Science & Planet Even the then American president Franklin D. Roosevelt (1882-1945) was an adherent of the theory: nazi war criminal Rudolf Hess, Hitler’s faithful companion, was in 1941, replaced by a doppelganger in Spandau prison in West Berlin. Was the real Hess as it escapes his lifelong prison and fled abroad, or already during the Second world War, murdered by other nazis?
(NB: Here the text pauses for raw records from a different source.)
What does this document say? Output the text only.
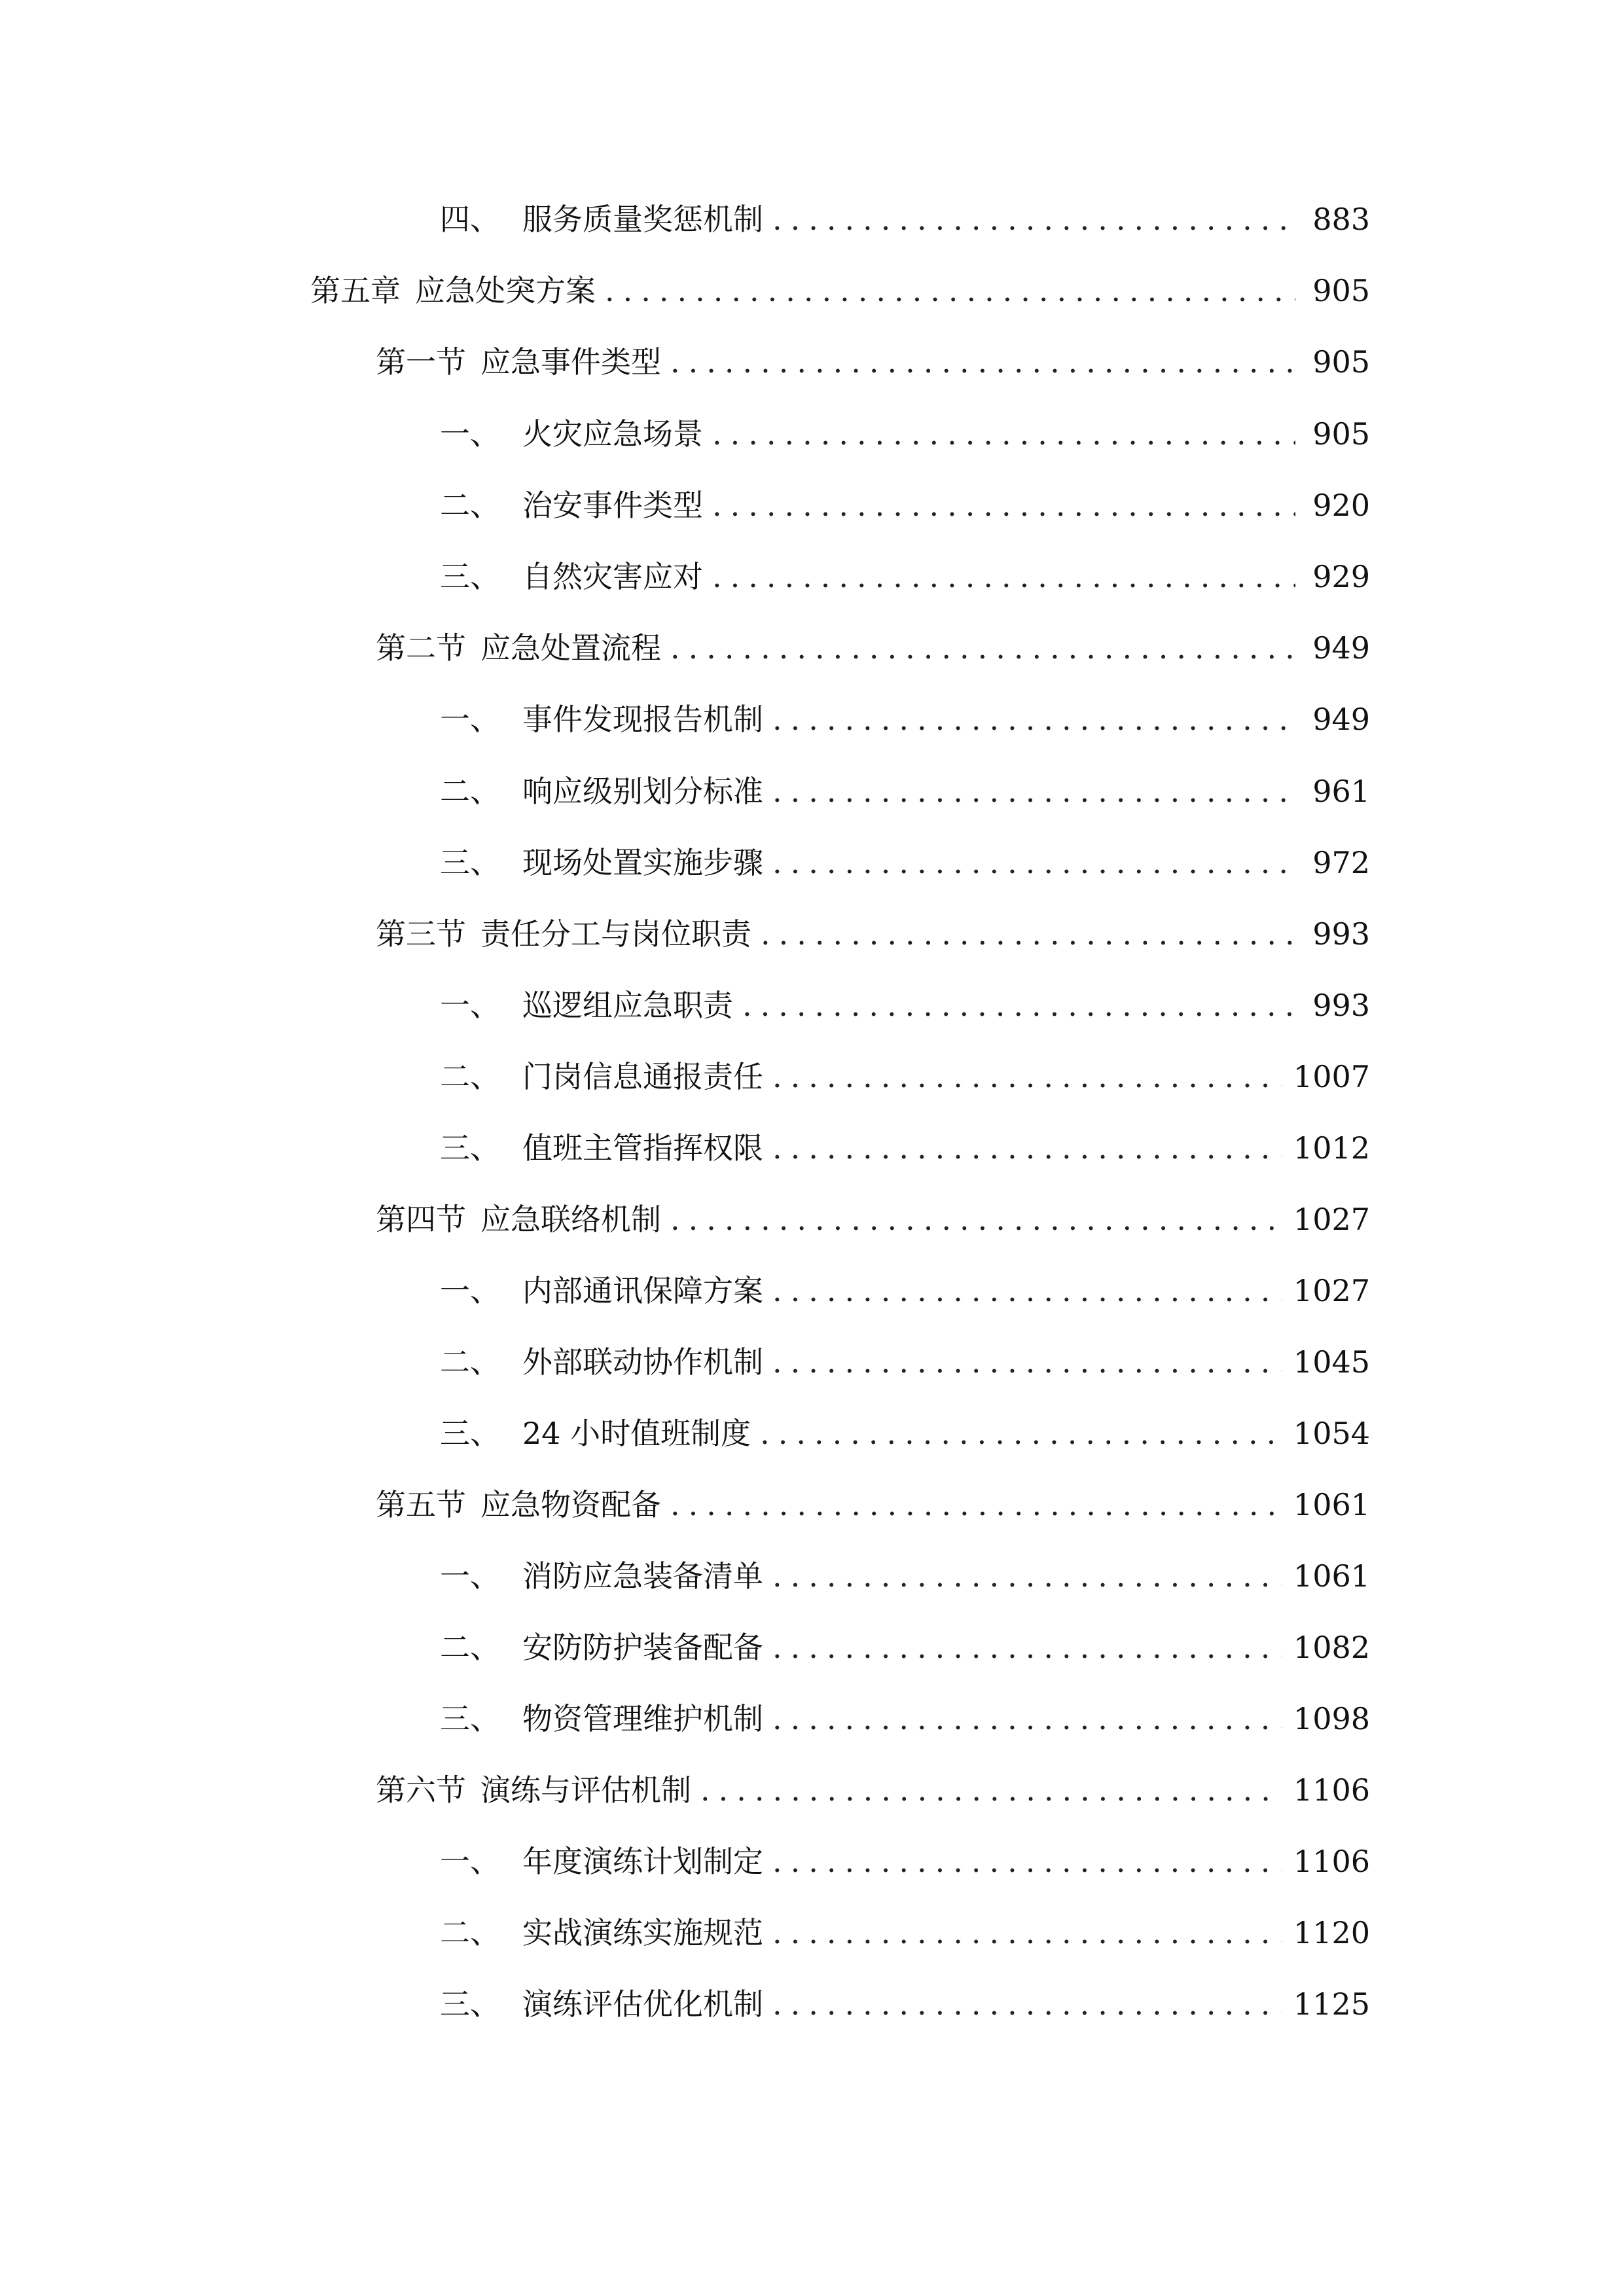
四、 服务质量奖惩机制 .....	883
第五章 应急处突方案 .....	905
第一节 应急事件类型 .....	905
一、 火灾应急场景 .....	905
二、 治安事件类型 .....	920
三、 自然灾害应对 .....	929
第二节 应急处置流程 .....	949
一、 事件发现报告机制 .....	949
二、 响应级别划分标准 .....	961
三、 现场处置实施步骤 .....	972
第三节 责任分工与岗位职责 .....	993
一、 巡逻组应急职责 .....	993
二、 门岗信息通报责任 .....	1007
三、 值班主管指挥权限 .....	1012
第四节 应急联络机制 .....	1027
一、 内部通讯保障方案 .....	1027
二、 外部联动协作机制 .....	1045
三、 24 小时值班制度 .....	1054
第五节 应急物资配备 .....	1061
一、 消防应急装备清单 .....	1061
二、 安防防护装备配备 .....	1082
三、 物资管理维护机制 .....	1098
第六节 演练与评估机制 .....	1106
一、 年度演练计划制定 .....	1106
二、 实战演练实施规范 .....	1120
三、 演练评估优化机制 .....	1125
for Decades, it was believed to be in the highest political echelons that the man known as “prisoner number 7” in the West Berlin prison, a doppelganger, it was not Hess, until 1941 Hitler’s deputy and one of his closest friends.

Hess was in 1941, captured after a remarkable solo flight and parachutelanding in Scotland, where he hoped to get a peace agreement to close. But that event led to countless questions and theories. Why flew Hess in the middle of the war to Scotland? According to some he was by Hitler, already pushed aside, and on his arrival in Scotland already mentally unstable. According to other writers emerged in England around that period, even two Hessen.

Lifelong imprisonment

The generally accepted view is that Hess after his landing at various locations including the Tower of London and a hospital in South Wales, was held. He was thereafter in 1946 during the trials against the nazikopstukken in Nuremberg tried and he got a life sentence. Although he from the beginning to the loyal followers of Hitler had belonged, escaped he to the death penalty.